Aux termes de l’article 696 du code de procédure civile, la partie perdante est condamnée aux dépens, à moins que le juge, par décision motivée, n’en mette la totalité ou une fraction à la charge d’une autre partie.
En outre, selon l’article 700 du code de procédure civile, le juge condamne la partie tenue aux dépens ou qui perd son procès à payer à l’autre partie la somme qu’il détermine au titre des frais exposés et non compris dans les dépens.

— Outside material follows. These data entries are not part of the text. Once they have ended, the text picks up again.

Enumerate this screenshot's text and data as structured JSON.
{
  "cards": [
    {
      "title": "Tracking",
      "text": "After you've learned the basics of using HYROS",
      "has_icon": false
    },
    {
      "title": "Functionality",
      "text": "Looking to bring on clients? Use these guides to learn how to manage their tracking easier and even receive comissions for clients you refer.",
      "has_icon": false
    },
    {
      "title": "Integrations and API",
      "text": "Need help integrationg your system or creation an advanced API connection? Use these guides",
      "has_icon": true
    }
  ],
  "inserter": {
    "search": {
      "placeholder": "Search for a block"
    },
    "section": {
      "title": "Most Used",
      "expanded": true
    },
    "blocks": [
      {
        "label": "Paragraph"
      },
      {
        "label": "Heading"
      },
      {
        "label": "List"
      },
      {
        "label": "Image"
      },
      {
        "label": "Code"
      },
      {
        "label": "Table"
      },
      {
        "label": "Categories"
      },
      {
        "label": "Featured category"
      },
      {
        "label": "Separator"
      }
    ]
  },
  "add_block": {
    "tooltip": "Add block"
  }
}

En l’espèce, Monsieur [G] et Madame [T], parties perdantes, seront condamnés in solidum à payer à Monsieur [M] et Madame [E], ensemble, une indemnité que l’équité commande de fixer à la somme de 2.000 euros sur le fondement des dispositions de l’article 700 du code de procédure civile outre les entiers dépens de l’instance.
PAR CES MOTIFS
Le tribunal,
CONDAMNE solidairement Monsieur [K] [G] et Madame [B] [T], à régler à Monsieur [P] [M] et Madame [W] [E] la somme de 28 000 euros à titre d’indemnisation avec intérêts au taux légal à compter du 31 janvier 2023,
DÉBOUTE Monsieur [P] [M] et Madame [W] [E] du surplus de leurs demandes,
DÉBOUTE Monsieur [P] [M] et Madame [W] [E] de leurs demandes indemnitaires subsidiaires,
CONDAMNE in solidum Monsieur [K] [G] et Madame [B] [T], à régler à Monsieur [P] [M] et Madame [W] [E] la somme de 2 000 euros sur le fondement de l’article 700 du code de procédure civile,
CONDAMNE in solidum Monsieur [K] [G] et Madame [B] [T] aux dépens de l’instance,
DIT n’y avoir lieu à écarter l’exécution provisoire de la présente décision.
La présente décision est signée par Madame MURE, Vice-Président, Président de la 7ème Chambre Civile, et par Monsieur ROUCHEYROLLES, Greffier.